Density, reciprocity, and centralization are shown for each site with descriptive statistics, based on data gathered, and compared to simulated graphs with the same attributes to compare whether observed attributes are relatively high or low.
(CUG and EGRM tests should be described here.)
Authors propose three hypotheses:
- H1: Density in the CBPP engagement network is positively associated with the degree of institutional engagement.
- H2: The degree of reciprocity in the CBPP engagement network is positively associated with the degree of institutional engagement.
- H3: The degree of centralization in the CBPP engagement network is positively associated with the degree of institutional engagement.
The Kompoz engagement network had a slightly denser structure than ccMixter's, "pointing in the direction of H1 without providing strong support for it."
The Kompoz network showed stronger reciprocity, providing some support for H2.
ccMixter showed stronger out-degree centralization, though H3 received some support from the sources of centralization found at each site, ie macro for ccMixter and micro for Kompoz, being where each has stronger institutional features.

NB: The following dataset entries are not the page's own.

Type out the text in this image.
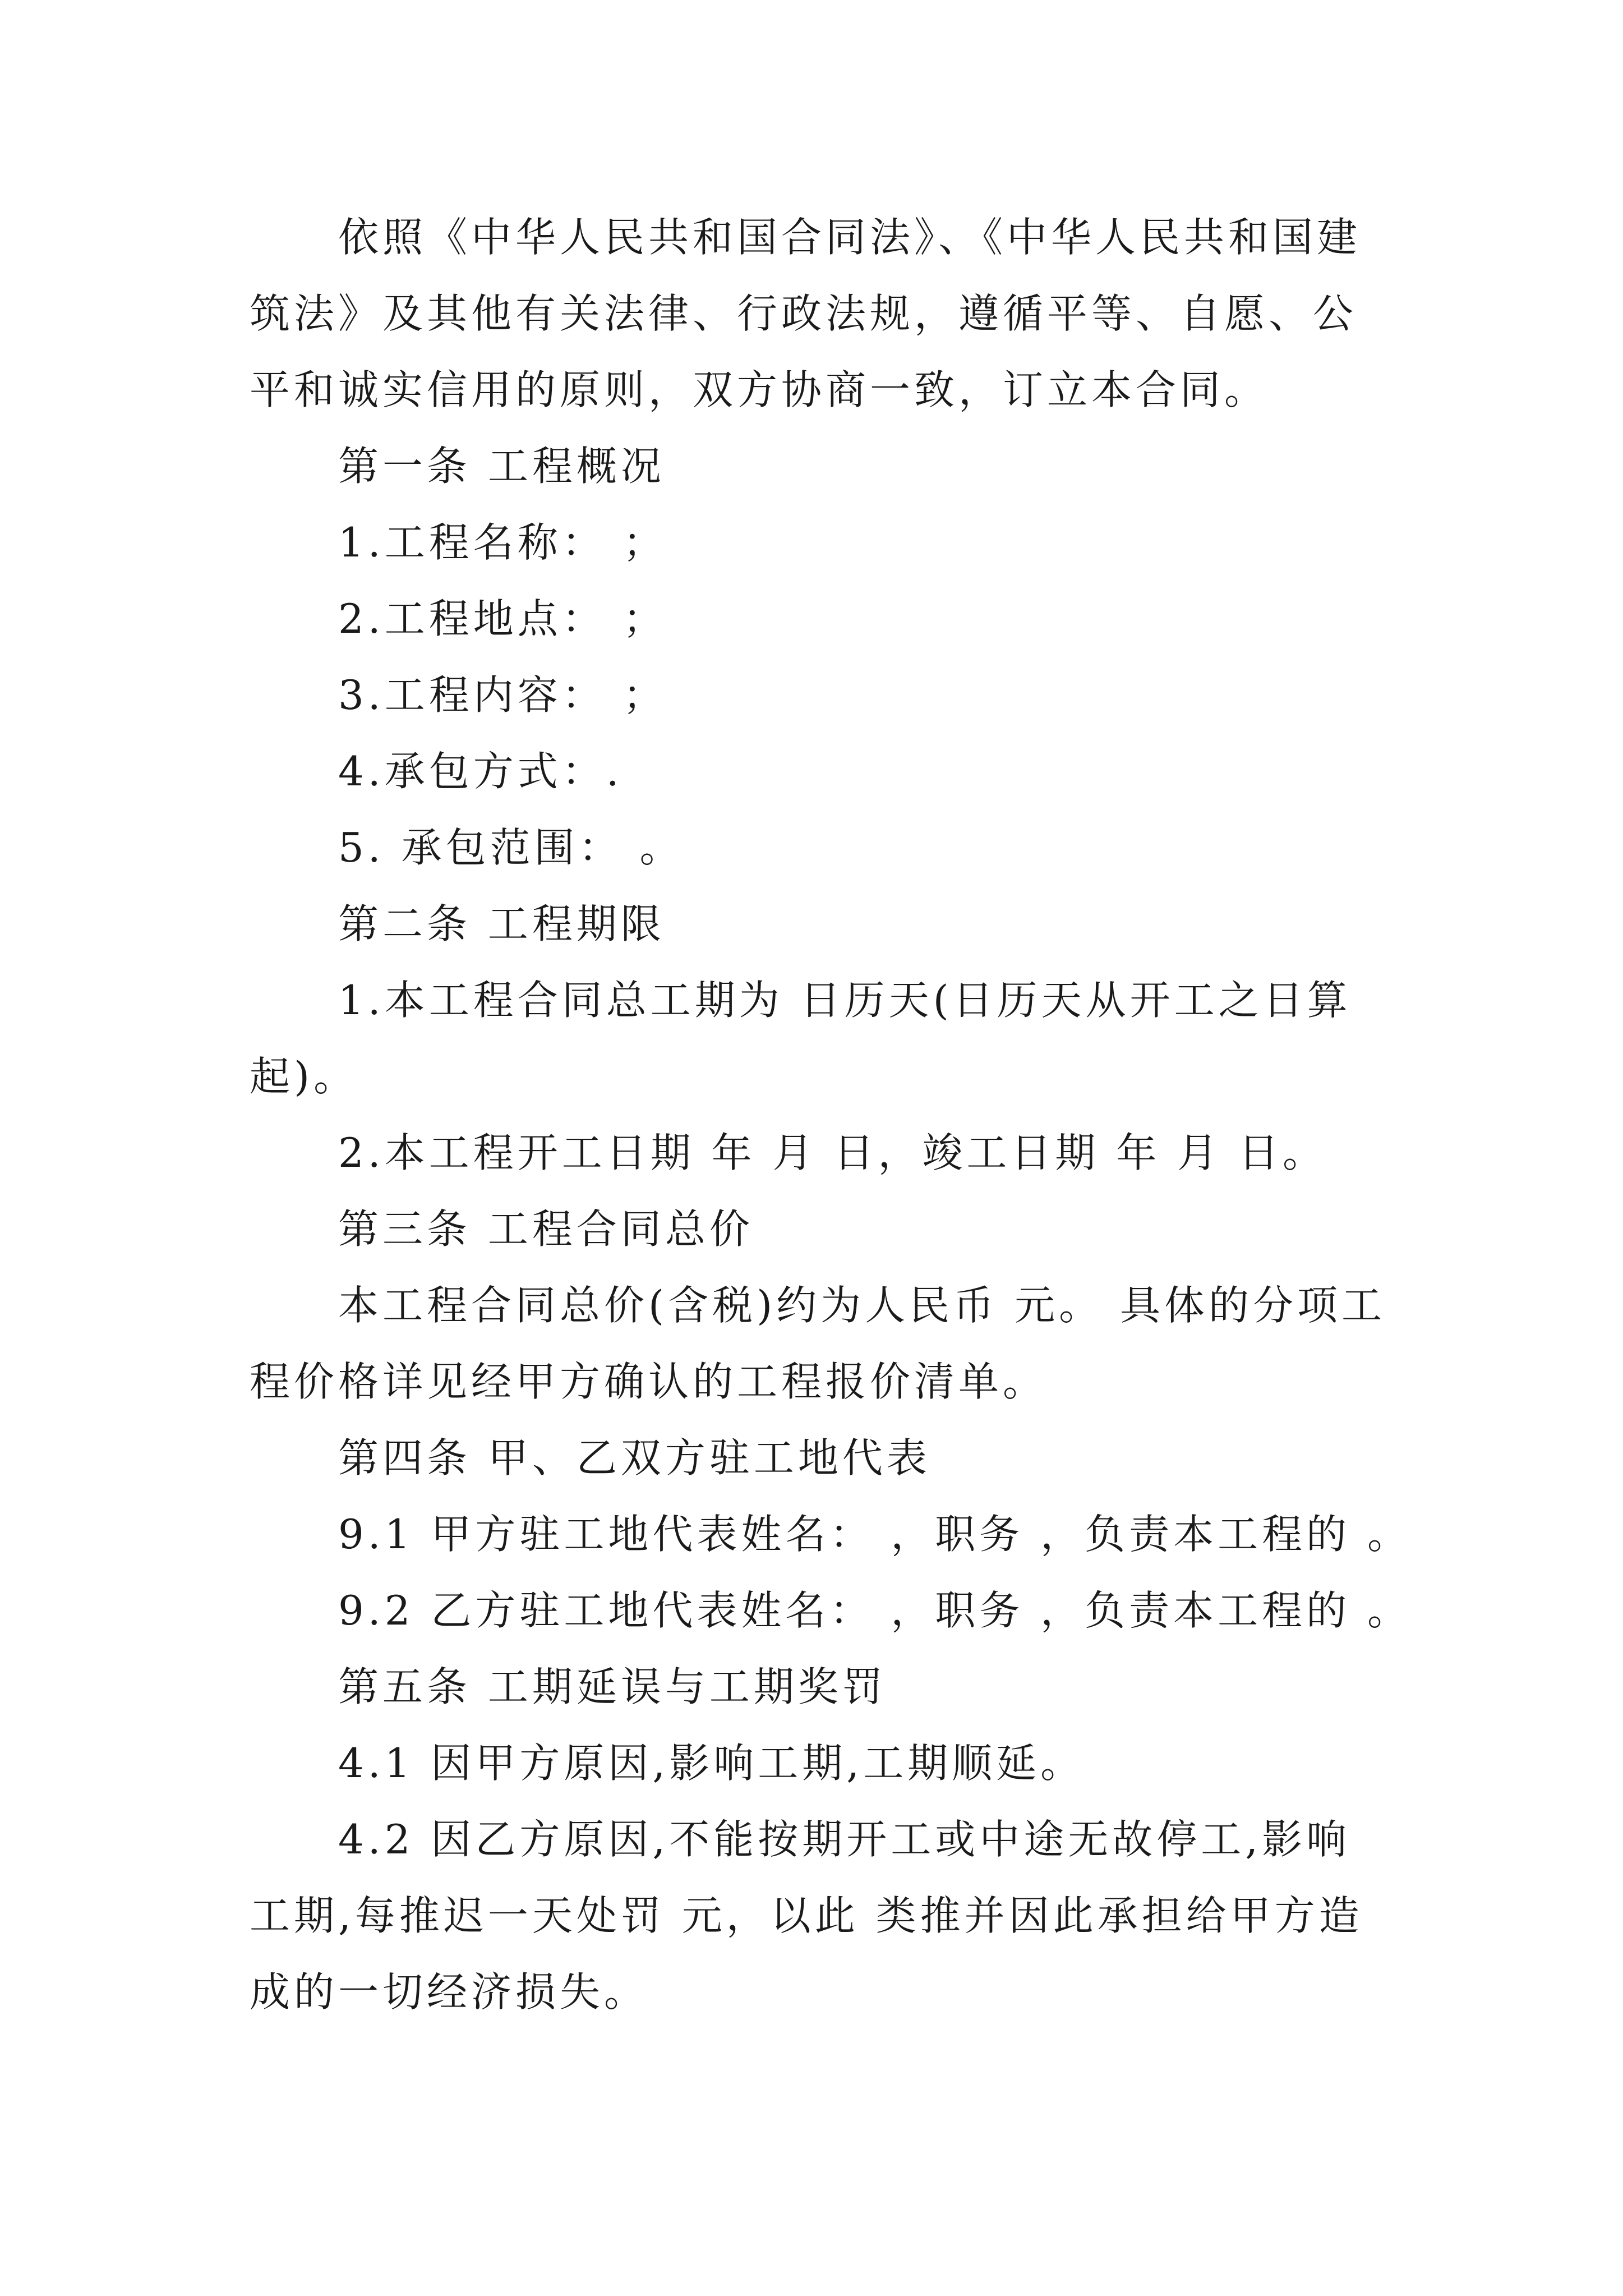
依照《中华人民共和国合同法》、《中华人民共和国建筑法》及其他有关法律、行政法规，遵循平等、自愿、公平和诚实信用的原则，双方协商一致，订立本合同。

第一条 工程概况

1.工程名称： ；

2.工程地点： ；

3.工程内容： ；

4.承包方式：.

5. 承包范围： 。

第二条 工程期限

1.本工程合同总工期为 日历天(日历天从开工之日算起)。

2.本工程开工日期 年 月 日，竣工日期 年 月 日。

第三条 工程合同总价

本工程合同总价(含税)约为人民币 元。 具体的分项工程价格详见经甲方确认的工程报价清单。

第四条 甲、乙双方驻工地代表

9.1 甲方驻工地代表姓名： ，职务 ，负责本工程的 。

9.2 乙方驻工地代表姓名： ，职务 ，负责本工程的 。

第五条 工期延误与工期奖罚

4.1 因甲方原因,影响工期,工期顺延。

4.2 因乙方原因,不能按期开工或中途无故停工,影响工期,每推迟一天处罚 元，以此 类推并因此承担给甲方造成的一切经济损失。
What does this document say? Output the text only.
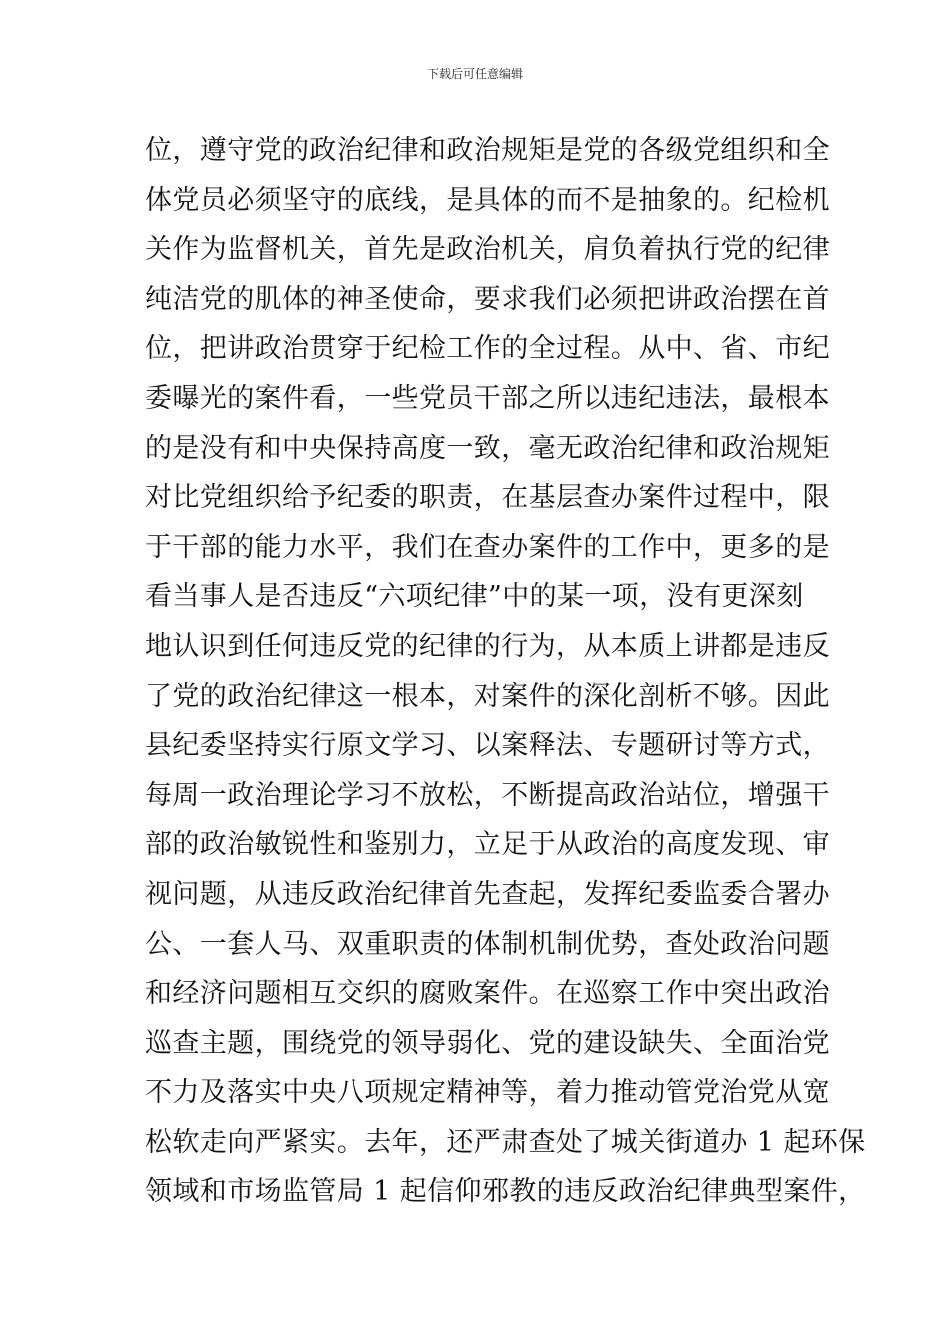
下载后可任意编辑
位，遵守党的政治纪律和政治规矩是党的各级党组织和全
体党员必须坚守的底线，是具体的而不是抽象的。纪检机
关作为监督机关，首先是政治机关，肩负着执行党的纪律
纯洁党的肌体的神圣使命，要求我们必须把讲政治摆在首
位，把讲政治贯穿于纪检工作的全过程。从中、省、市纪
委曝光的案件看，一些党员干部之所以违纪违法，最根本
的是没有和中央保持高度一致，毫无政治纪律和政治规矩
对比党组织给予纪委的职责，在基层查办案件过程中，限
于干部的能力水平，我们在查办案件的工作中，更多的是
看当事人是否违反“六项纪律”中的某一项，没有更深刻
地认识到任何违反党的纪律的行为，从本质上讲都是违反
了党的政治纪律这一根本，对案件的深化剖析不够。因此
县纪委坚持实行原文学习、以案释法、专题研讨等方式，
每周一政治理论学习不放松，不断提高政治站位，增强干
部的政治敏锐性和鉴别力，立足于从政治的高度发现、审
视问题，从违反政治纪律首先查起，发挥纪委监委合署办
公、一套人马、双重职责的体制机制优势，查处政治问题
和经济问题相互交织的腐败案件。在巡察工作中突出政治
巡查主题，围绕党的领导弱化、党的建设缺失、全面治党
不力及落实中央八项规定精神等，着力推动管党治党从宽
松软走向严紧实。去年，还严肃查处了城关街道办 1 起环保
领域和市场监管局 1 起信仰邪教的违反政治纪律典型案件，
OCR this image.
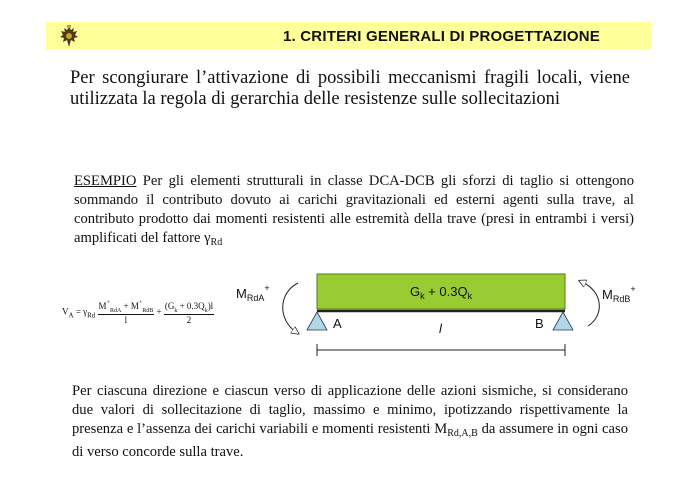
1. CRITERI GENERALI DI PROGETTAZIONE
Per scongiurare l’attivazione di possibili meccanismi fragili locali, viene utilizzata la regola di gerarchia delle resistenze sulle sollecitazioni
ESEMPIO Per gli elementi strutturali in classe DCA-DCB gli sforzi di taglio si ottengono sommando il contributo dovuto ai carichi gravitazionali ed esterni agenti sulla trave, al contributo prodotto dai momenti resistenti alle estremità della trave (presi in entrambi i versi) amplificati del fattore $\gamma_{Rd}$
$V_A = \gamma_{Rd} \frac{M^+_{RdA} + M^+_{RdB}}{l} + \frac{(G_k + 0.3Q_k)l}{2}$
$G_k + 0.3Q_k$
A	B
l
$M_{RdA}^+$	$M_{RdB}^+$
Per ciascuna direzione e ciascun verso di applicazione delle azioni sismiche, si considerano due valori di sollecitazione di taglio, massimo e minimo, ipotizzando rispettivamente la presenza e l’assenza dei carichi variabili e momenti resistenti $M_{Rd,A,B}$ da assumere in ogni caso di verso concorde sulla trave.
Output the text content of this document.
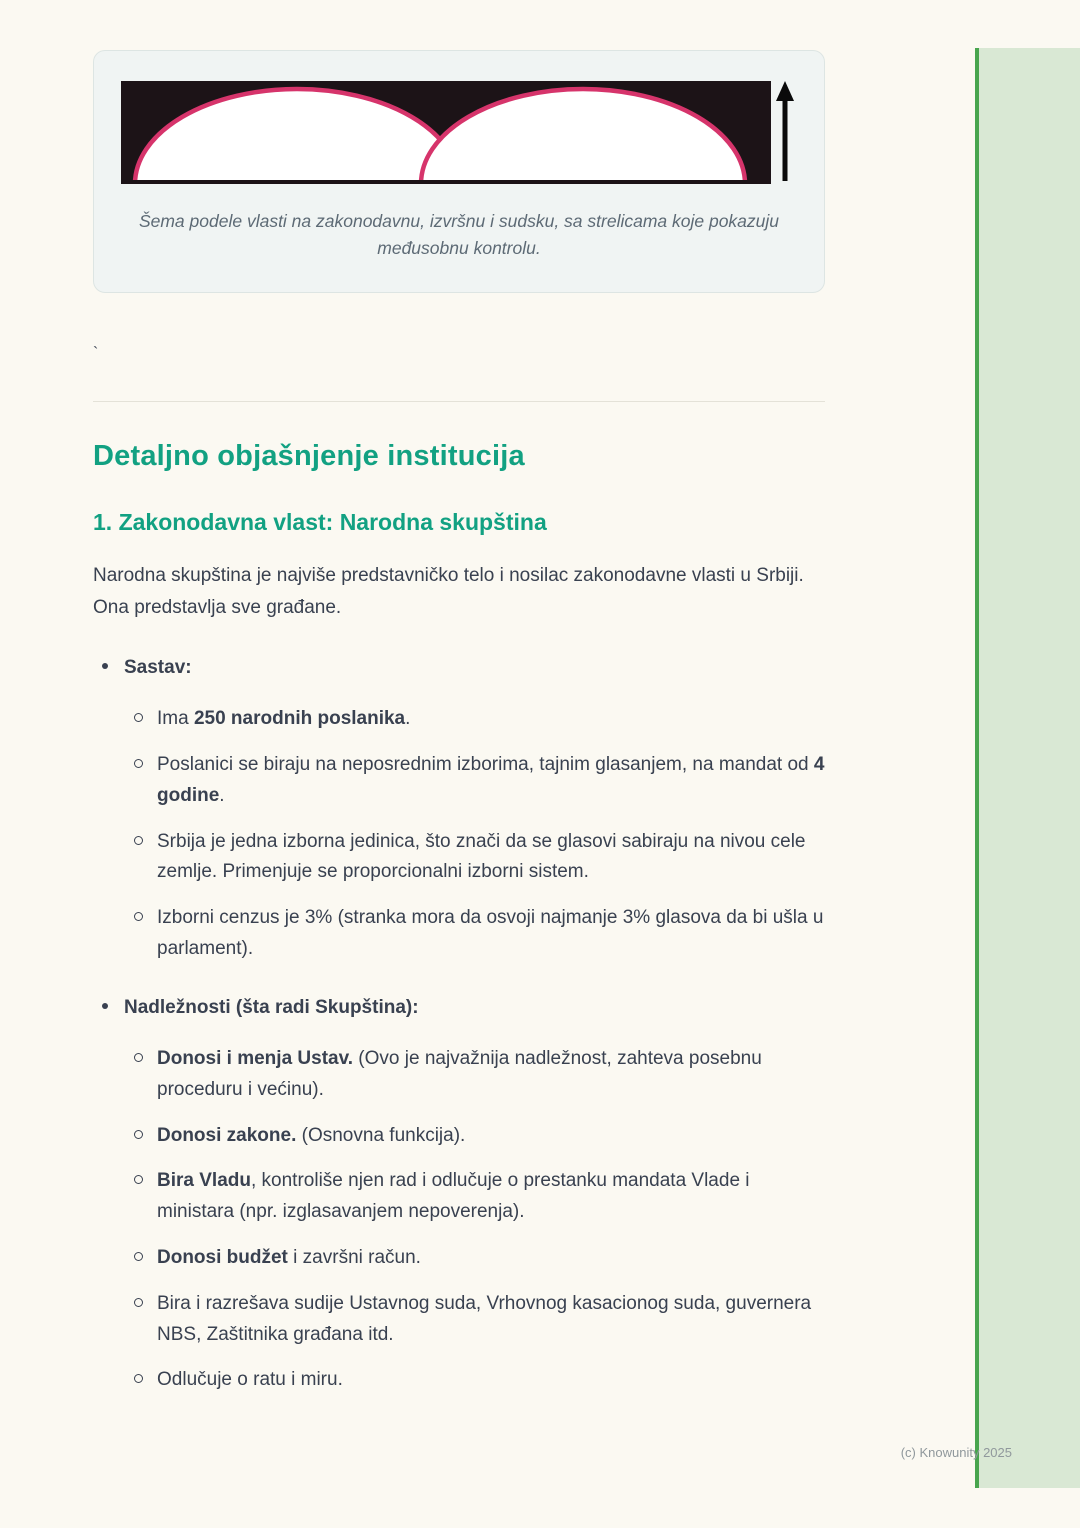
Šema podele vlasti na zakonodavnu, izvršnu i sudsku, sa strelicama koje pokazuju međusobnu kontrolu.
`
Detaljno objašnjenje institucija
1. Zakonodavna vlast: Narodna skupština

Narodna skupština je najviše predstavničko telo i nosilac zakonodavne vlasti u Srbiji. Ona predstavlja sve građane.

Sastav:

Ima 250 narodnih poslanika.
Poslanici se biraju na neposrednim izborima, tajnim glasanjem, na mandat od 4 godine.
Srbija je jedna izborna jedinica, što znači da se glasovi sabiraju na nivou cele zemlje. Primenjuje se proporcionalni izborni sistem.
Izborni cenzus je 3% (stranka mora da osvoji najmanje 3% glasova da bi ušla u parlament).

Nadležnosti (šta radi Skupština):

Donosi i menja Ustav. (Ovo je najvažnija nadležnost, zahteva posebnu proceduru i većinu).
Donosi zakone. (Osnovna funkcija).
Bira Vladu, kontroliše njen rad i odlučuje o prestanku mandata Vlade i ministara (npr. izglasavanjem nepoverenja).
Donosi budžet i završni račun.
Bira i razrešava sudije Ustavnog suda, Vrhovnog kasacionog suda, guvernera NBS, Zaštitnika građana itd.
Odlučuje o ratu i miru.
(c) Knowunity 2025
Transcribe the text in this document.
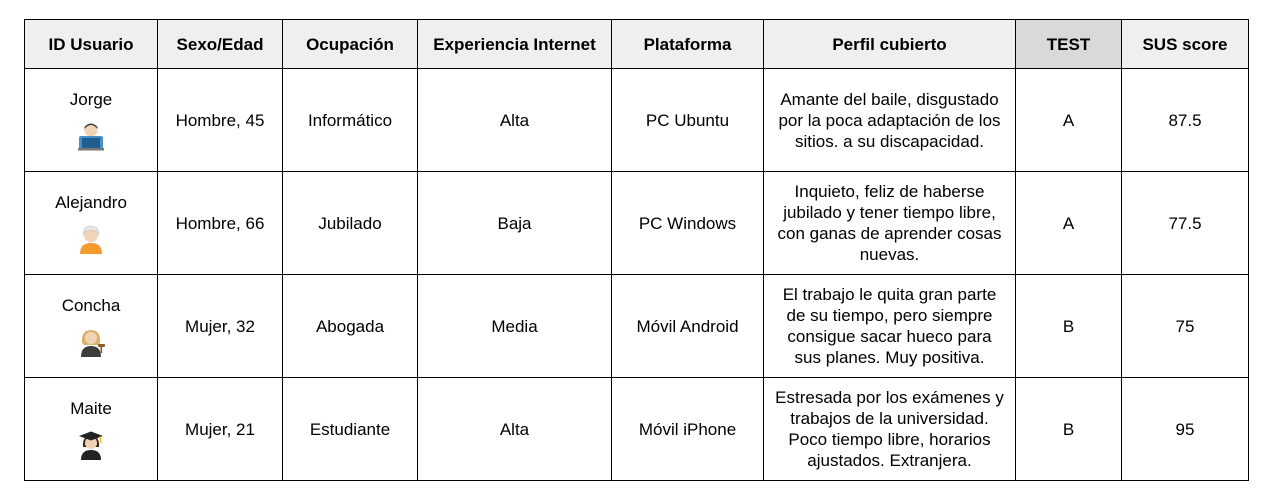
ID Usuario	Sexo/Edad	Ocupación	Experiencia Internet	Plataforma	Perfil cubierto	TEST	SUS score

Jorge	Hombre, 45	Informático	Alta	PC Ubuntu	Amante del baile, disgustado por la poca adaptación de los sitios. a su discapacidad.	A	87.5

Alejandro	Hombre, 66	Jubilado	Baja	PC Windows	Inquieto, feliz de haberse jubilado y tener tiempo libre, con ganas de aprender cosas nuevas.	A	77.5

Concha	Mujer, 32	Abogada	Media	Móvil Android	El trabajo le quita gran parte de su tiempo, pero siempre consigue sacar hueco para sus planes. Muy positiva.	B	75

Maite	Mujer, 21	Estudiante	Alta	Móvil iPhone	Estresada por los exámenes y trabajos de la universidad. Poco tiempo libre, horarios ajustados. Extranjera.	B	95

Theoretical and Practical Relevance
Quote:
- Future study will examine both the mode of engagement and the mode of interaction in the collective action space to uncover how they influence each other to drive successful collective action. For example, a study could collect communication network data to measure features of two interaction modes through network attributes. Another might launch a survey launched to measure how users in each community perceive the community’s structure, the level of trust among peers, communication frequency, and perceived efficacy for both individuals and communities.